With the advancement of genomics, predicting and preventing diseases that are preventable will definitely bring a new facet to medical practice. We had illustrated that with the availability of a local genome database, we could predict disease risks in our population using a validated bioinformatics pipeline and the established GWAS and ClinVar database. The pipeline will help strategize experimental research to prioritize studies on the SNPs with predicted functional impact as thousands and millions of SNPs with unknown functions are detected using whole-genome sequencing technologies.

In this study, a bioinformatics pipeline was developed and validated to predict the effects of nsSNPs, rs1126809, rs757978, and rs10936600 on the functional and structural changes on TYR, FARP2, and LRRC34 proteins, respectively.

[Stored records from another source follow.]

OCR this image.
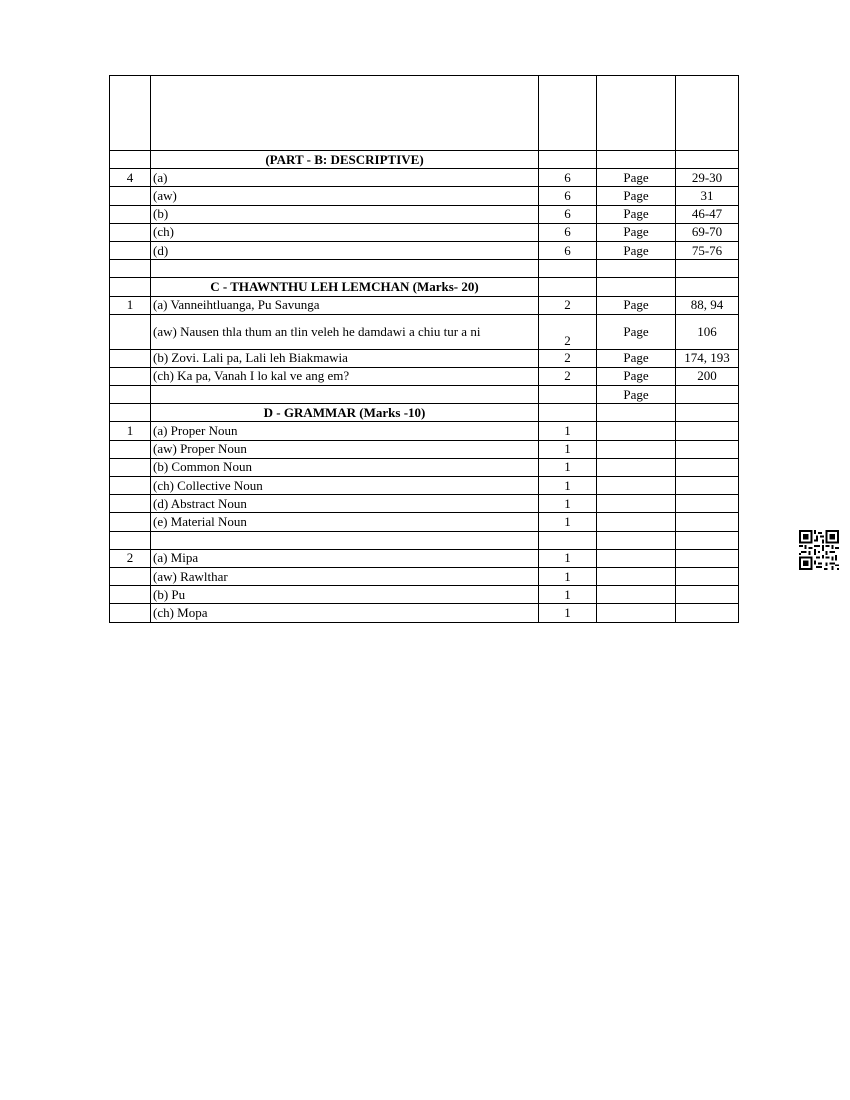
	(PART - B: DESCRIPTIVE)			
4	(a)	6	Page	29-30
	(aw)	6	Page	31
	(b)	6	Page	46-47
	(ch)	6	Page	69-70
	(d)	6	Page	75-76

	C - THAWNTHU LEH LEMCHAN (Marks- 20)			
1	(a) Vanneihtluanga, Pu Savunga	2	Page	88, 94
	(aw) Nausen thla thum an tlin veleh he damdawi a chiu tur a ni	2	Page	106
	(b) Zovi. Lali pa, Lali leh Biakmawia	2	Page	174, 193
	(ch) Ka pa, Vanah I lo kal ve ang em?	2	Page	200
			Page	
	D - GRAMMAR (Marks -10)			
1	(a) Proper Noun	1		
	(aw) Proper Noun	1		
	(b) Common Noun	1		
	(ch) Collective Noun	1		
	(d) Abstract Noun	1		
	(e) Material Noun	1		

2	(a) Mipa	1		
	(aw) Rawlthar	1		
	(b) Pu	1		
	(ch) Mopa	1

The analysis also provides significant insight into the deleterious effects of these nsSNPs on the protein structures.

These three (3) nsSNPs were predicted to confer high risks of multiple myeloma, chronic lymphocytic leukemia, and basal cell carcinoma or squamous cell carcinoma in the Orang Asli and Malays population. The prediction pipeline developed in this study helps to reduce the number of extensive investigations and wet lab experiments which are required to explain the impacts of these nsSNPs on the structures and functions of these proteins. We intend to analyze further the risks conferred by these SNPs in the cancer patients in the local population.

We believed that a similar approach could be used to develop and validate bioinformatics pipelines in annotating and predicting the functional effects of SNPs related to other diseases. This study also allows us to establish a database of predicted phenotypes based on the new SNPs identified in our population.